The open letter recently published by Haute Autorité de Santé (HAS) and Lionel Collet in Les Echos is still echoing across the industry, and for good reason. Read closely, it functions less like a defence and more like an involuntary confession.
HTA is not pure science; it is a purchasing decision informed by scientific inputs. Variables like discount rates, the acceptance of surrogate endpoints, and the willingness to pay for clinical outcomes are ultimately political and fiscal judgements. The agency admits as much, citing its mandate to reconcile “better care” with “better spending.” Yet, by claiming their assessments represent “the very nature of science,” HAS borrows unearned authority from independent science.
It is a clever rhetorical device that recasts critics of a state buyer as attackers of scientific integrity.
HAS rightfully notes they have official committees for stakeholder feedback. That should be acknowledged. But when patients and clinicians feel their testimonies are politely logged but ultimately ignored, they inevitably turn to the public square. And rightfully so. How a state allocates its healthcare budget is a matter of profound public interest, and debates of this magnitude should never be confined to closed-door committee meetings.
Demanding that such discussions only happen within bureaucratic confines — or worse, only after a decision is finalised — is an empty concession. The only rational window to influence a life-altering access decision is before the ink dries.
When an institution attempts to assert this kind of absolute authority over the debate, it accidentally reveals its own anxieties. By lashing out at the entire healthcare ecosystem, HAS tells on itself.
Their “emotion versus evidence” dichotomy is a perfect example. By claiming the industry exploits “distraught families and distressed patients,” HAS confesses to viewing patients as naive bystanders. It ignores the reality of modern rare disease and oncology communities, who read clinical data and understand exactly what a hazard ratio means for their survival. Relegating their testimony to “emotion” isn’t scientific neutrality; it is an admission that the agency refuses to genuinely listen to lived expertise when it challenges their models.
Physicians are sidelined using a similarly revealing tactic. The letter dismisses doctors who advocate for access as operating “on the fringes” of a conflict of interest. When clinical specialists argue that a treatment’s real-world benefit outweighs a rigid data requirement, attacking their integrity is much easier for a bureaucracy than debating their medical judgement.
Of course, the pharmaceutical industry itself is not a neutral participant. They possess a clear profit bias. But this is not a moral failing; it is a legal fiduciary duty. Dismissing pharma’s arguments purely on the basis of their financial motive is intellectually lazy. Both HAS and the industry are, at their core, economic actors fighting over capital allocation.
All of this reveals a glaring democratic deficit. HAS is a public agency managing public funds. How a society allocates its healthcare budget is inherently a political choice, and citizens and stakeholders have a fundamental right to challenge those choices while they are being made.
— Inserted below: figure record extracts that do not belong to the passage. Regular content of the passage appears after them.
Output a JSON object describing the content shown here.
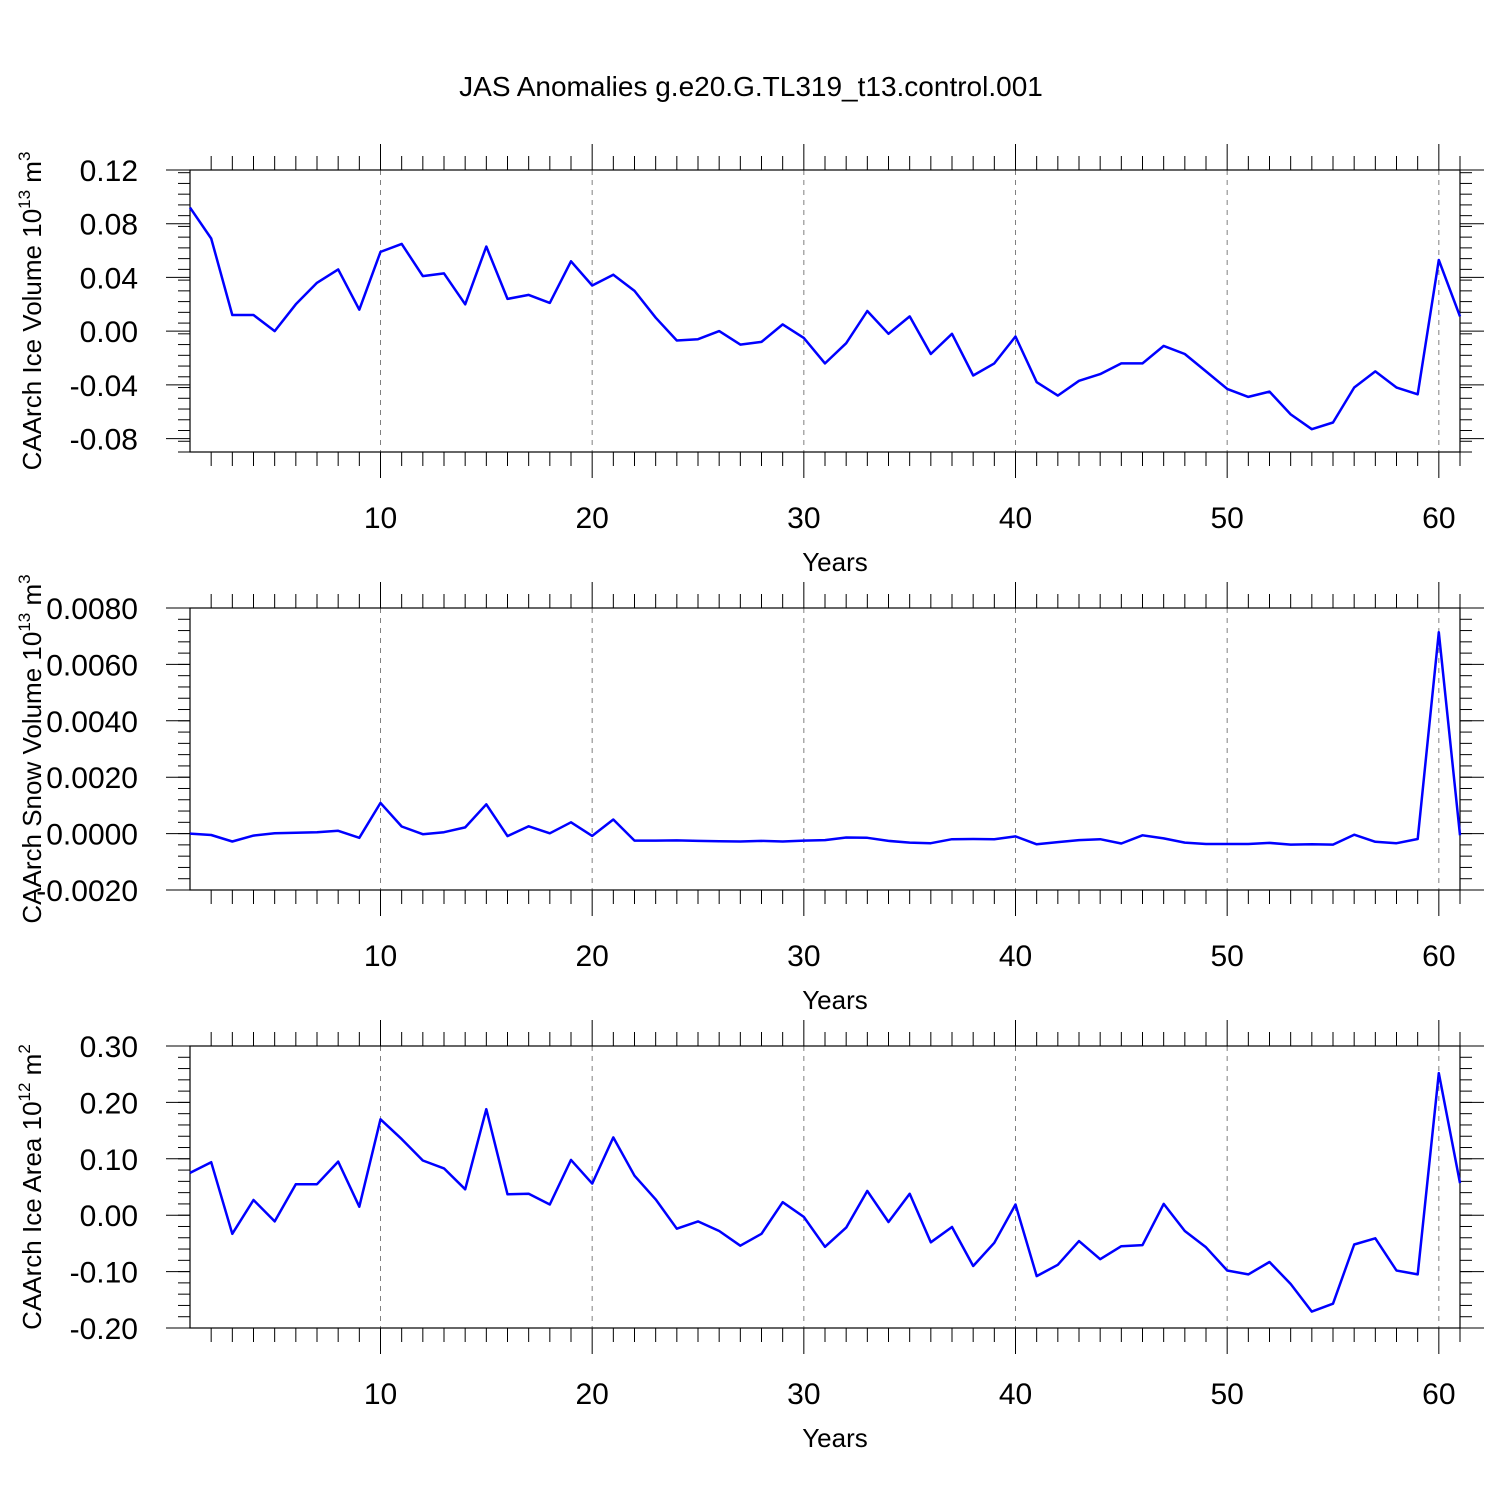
{
  "page": {
    "title": "JAS Anomalies g.e20.G.TL319_t13.control.001"
  },
  "colors": {
    "line": "#0000ff",
    "axis": "#000000",
    "grid": "#808080",
    "background": "#ffffff"
  },
  "chart_data": [
    {
      "type": "line",
      "title": "JAS Anomalies g.e20.G.TL319_t13.control.001",
      "xlabel": "Years",
      "ylabel": "CAArch Ice Volume 10",
      "ylabel_sup": "13",
      "ylabel_unit": " m",
      "ylabel_unit_sup": "3",
      "xlim": [
        1,
        61
      ],
      "ylim": [
        -0.09,
        0.12
      ],
      "yticks": [
        0.12,
        0.08,
        0.04,
        0.0,
        -0.04,
        -0.08
      ],
      "ytick_labels": [
        "0.12",
        "0.08",
        "0.04",
        "0.00",
        "-0.04",
        "-0.08"
      ],
      "yminor_step": 0.008,
      "xticks": [
        10,
        20,
        30,
        40,
        50,
        60
      ],
      "xtick_labels": [
        "10",
        "20",
        "30",
        "40",
        "50",
        "60"
      ],
      "grid_x": [
        10,
        20,
        30,
        40,
        50,
        60
      ],
      "x_start": 1,
      "series": [
        {
          "name": "CAArch Ice Volume anomaly",
          "values": [
            0.092,
            0.069,
            0.012,
            0.012,
            0.0,
            0.02,
            0.036,
            0.046,
            0.016,
            0.059,
            0.065,
            0.041,
            0.043,
            0.02,
            0.063,
            0.024,
            0.027,
            0.021,
            0.052,
            0.034,
            0.042,
            0.03,
            0.01,
            -0.007,
            -0.006,
            0.0,
            -0.01,
            -0.008,
            0.005,
            -0.005,
            -0.024,
            -0.009,
            0.015,
            -0.002,
            0.011,
            -0.017,
            -0.002,
            -0.033,
            -0.024,
            -0.004,
            -0.038,
            -0.048,
            -0.037,
            -0.032,
            -0.024,
            -0.024,
            -0.011,
            -0.017,
            -0.03,
            -0.043,
            -0.049,
            -0.045,
            -0.062,
            -0.073,
            -0.068,
            -0.042,
            -0.03,
            -0.042,
            -0.047,
            0.053,
            0.011
          ]
        }
      ]
    },
    {
      "type": "line",
      "xlabel": "Years",
      "ylabel": "CAArch Snow Volume 10",
      "ylabel_sup": "13",
      "ylabel_unit": " m",
      "ylabel_unit_sup": "3",
      "xlim": [
        1,
        61
      ],
      "ylim": [
        -0.002,
        0.008
      ],
      "yticks": [
        0.008,
        0.006,
        0.004,
        0.002,
        0.0,
        -0.002
      ],
      "ytick_labels": [
        "0.0080",
        "0.0060",
        "0.0040",
        "0.0020",
        "0.0000",
        "-0.0020"
      ],
      "yminor_step": 0.0004,
      "xticks": [
        10,
        20,
        30,
        40,
        50,
        60
      ],
      "xtick_labels": [
        "10",
        "20",
        "30",
        "40",
        "50",
        "60"
      ],
      "grid_x": [
        10,
        20,
        30,
        40,
        50,
        60
      ],
      "x_start": 1,
      "series": [
        {
          "name": "CAArch Snow Volume anomaly",
          "values": [
            0.0,
            -5e-05,
            -0.00028,
            -7e-05,
            1e-05,
            3e-05,
            5e-05,
            0.0001,
            -0.00015,
            0.00109,
            0.00025,
            -2e-05,
            5e-05,
            0.00022,
            0.00104,
            -9e-05,
            0.00026,
            1e-05,
            0.0004,
            -8e-05,
            0.0005,
            -0.00025,
            -0.00025,
            -0.00024,
            -0.00026,
            -0.00027,
            -0.00028,
            -0.00026,
            -0.00028,
            -0.00025,
            -0.00023,
            -0.00014,
            -0.00015,
            -0.00026,
            -0.00032,
            -0.00034,
            -0.0002,
            -0.00019,
            -0.0002,
            -0.0001,
            -0.00038,
            -0.0003,
            -0.00023,
            -0.0002,
            -0.00035,
            -6e-05,
            -0.00017,
            -0.00032,
            -0.00037,
            -0.00037,
            -0.00037,
            -0.00033,
            -0.00039,
            -0.00038,
            -0.00039,
            -4e-05,
            -0.00029,
            -0.00034,
            -0.00019,
            0.00714,
            -6e-05
          ]
        }
      ]
    },
    {
      "type": "line",
      "xlabel": "Years",
      "ylabel": "CAArch Ice Area 10",
      "ylabel_sup": "12",
      "ylabel_unit": " m",
      "ylabel_unit_sup": "2",
      "xlim": [
        1,
        61
      ],
      "ylim": [
        -0.2,
        0.3
      ],
      "yticks": [
        0.3,
        0.2,
        0.1,
        0.0,
        -0.1,
        -0.2
      ],
      "ytick_labels": [
        "0.30",
        "0.20",
        "0.10",
        "0.00",
        "-0.10",
        "-0.20"
      ],
      "yminor_step": 0.02,
      "xticks": [
        10,
        20,
        30,
        40,
        50,
        60
      ],
      "xtick_labels": [
        "10",
        "20",
        "30",
        "40",
        "50",
        "60"
      ],
      "grid_x": [
        10,
        20,
        30,
        40,
        50,
        60
      ],
      "x_start": 1,
      "series": [
        {
          "name": "CAArch Ice Area anomaly",
          "values": [
            0.075,
            0.094,
            -0.033,
            0.027,
            -0.011,
            0.055,
            0.055,
            0.095,
            0.015,
            0.17,
            0.135,
            0.097,
            0.083,
            0.046,
            0.188,
            0.037,
            0.038,
            0.019,
            0.098,
            0.056,
            0.138,
            0.07,
            0.028,
            -0.024,
            -0.011,
            -0.028,
            -0.054,
            -0.033,
            0.023,
            -0.003,
            -0.056,
            -0.022,
            0.043,
            -0.012,
            0.038,
            -0.048,
            -0.021,
            -0.09,
            -0.049,
            0.019,
            -0.108,
            -0.088,
            -0.046,
            -0.078,
            -0.055,
            -0.053,
            0.02,
            -0.028,
            -0.057,
            -0.098,
            -0.105,
            -0.083,
            -0.122,
            -0.171,
            -0.157,
            -0.052,
            -0.041,
            -0.098,
            -0.105,
            0.252,
            0.057
          ]
        }
      ]
    }
  ]
}
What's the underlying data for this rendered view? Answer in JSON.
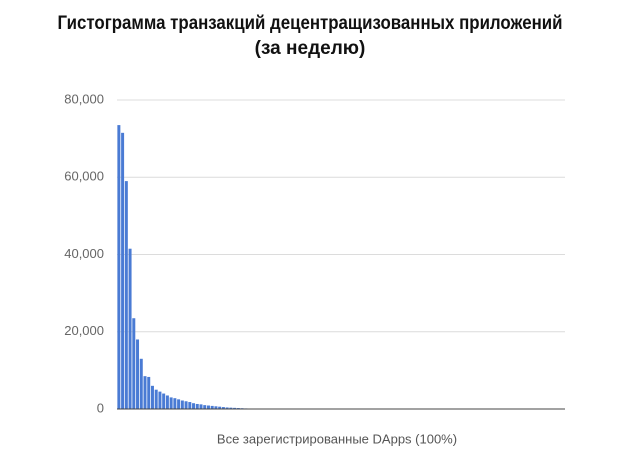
{
  "chart_data": {
    "type": "bar",
    "title": [
      "Гистограмма транзакций децентращизованных приложений",
      "(за неделю)"
    ],
    "x_label": "Все зарегистрированные DApps (100%)",
    "categories": [
      null,
      null,
      null,
      null,
      null,
      null,
      null,
      null,
      null,
      null,
      null,
      null,
      null,
      null,
      null,
      null,
      null,
      null,
      null,
      null,
      null,
      null,
      null,
      null,
      null,
      null,
      null,
      null,
      null,
      null,
      null,
      null,
      null,
      null,
      null,
      null,
      null,
      null,
      null,
      null,
      null,
      null,
      null,
      null,
      null,
      null,
      null,
      null,
      null,
      null,
      null,
      null,
      null,
      null,
      null,
      null,
      null,
      null,
      null,
      null,
      null,
      null,
      null,
      null,
      null,
      null,
      null,
      null,
      null,
      null,
      null,
      null,
      null,
      null,
      null,
      null,
      null,
      null,
      null,
      null,
      null,
      null,
      null,
      null,
      null,
      null,
      null,
      null,
      null,
      null,
      null,
      null,
      null,
      null,
      null,
      null,
      null,
      null,
      null,
      null,
      null,
      null,
      null,
      null,
      null,
      null,
      null,
      null,
      null,
      null,
      null,
      null,
      null,
      null,
      null,
      null,
      null,
      null,
      null,
      null
    ],
    "values": [
      73500,
      71500,
      59000,
      41500,
      23500,
      18000,
      13000,
      8500,
      8300,
      6000,
      5000,
      4500,
      4000,
      3500,
      3000,
      2800,
      2500,
      2200,
      2000,
      1800,
      1500,
      1300,
      1200,
      1000,
      900,
      800,
      700,
      600,
      500,
      400,
      350,
      300,
      250,
      200,
      150,
      100,
      0,
      0,
      0,
      0,
      0,
      0,
      0,
      0,
      0,
      0,
      0,
      0,
      0,
      0,
      0,
      0,
      0,
      0,
      0,
      0,
      0,
      0,
      0,
      0,
      0,
      0,
      0,
      0,
      0,
      0,
      0,
      0,
      0,
      0,
      0,
      0,
      0,
      0,
      0,
      0,
      0,
      0,
      0,
      0,
      0,
      0,
      0,
      0,
      0,
      0,
      0,
      0,
      0,
      0,
      0,
      0,
      0,
      0,
      0,
      0,
      0,
      0,
      0,
      0,
      0,
      0,
      0,
      0,
      0,
      0,
      0,
      0,
      0,
      0,
      0,
      0,
      0,
      0,
      0,
      0,
      0,
      0,
      0,
      0
    ],
    "color": "#4a7bd4",
    "ylim": [
      0,
      80000
    ],
    "yticks": [
      0,
      {
        "value": 20000,
        "label": "20,000"
      },
      {
        "value": 40000,
        "label": "40,000"
      },
      {
        "value": 60000,
        "label": "60,000"
      },
      {
        "value": 80000,
        "label": "80,000"
      }
    ],
    "grid": true
  }
}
By labelling this normal democratic friction as “coercive pressure,” the agency is attempting to immunise itself from public accountability.
Publishing an open letter in a business newspaper is a political act. Ultimately, HAS isn’t defending science — they are confessing their refusal to genuinely listen to patients, their instinct to dismiss medical expertise, and their desire to shut down democratic debate when it threatens the budget.
A state purchasing agent is a legitimate, necessary role. It simply requires owning the economics of the job, rather than retreating behind the illusion of scientific neutrality.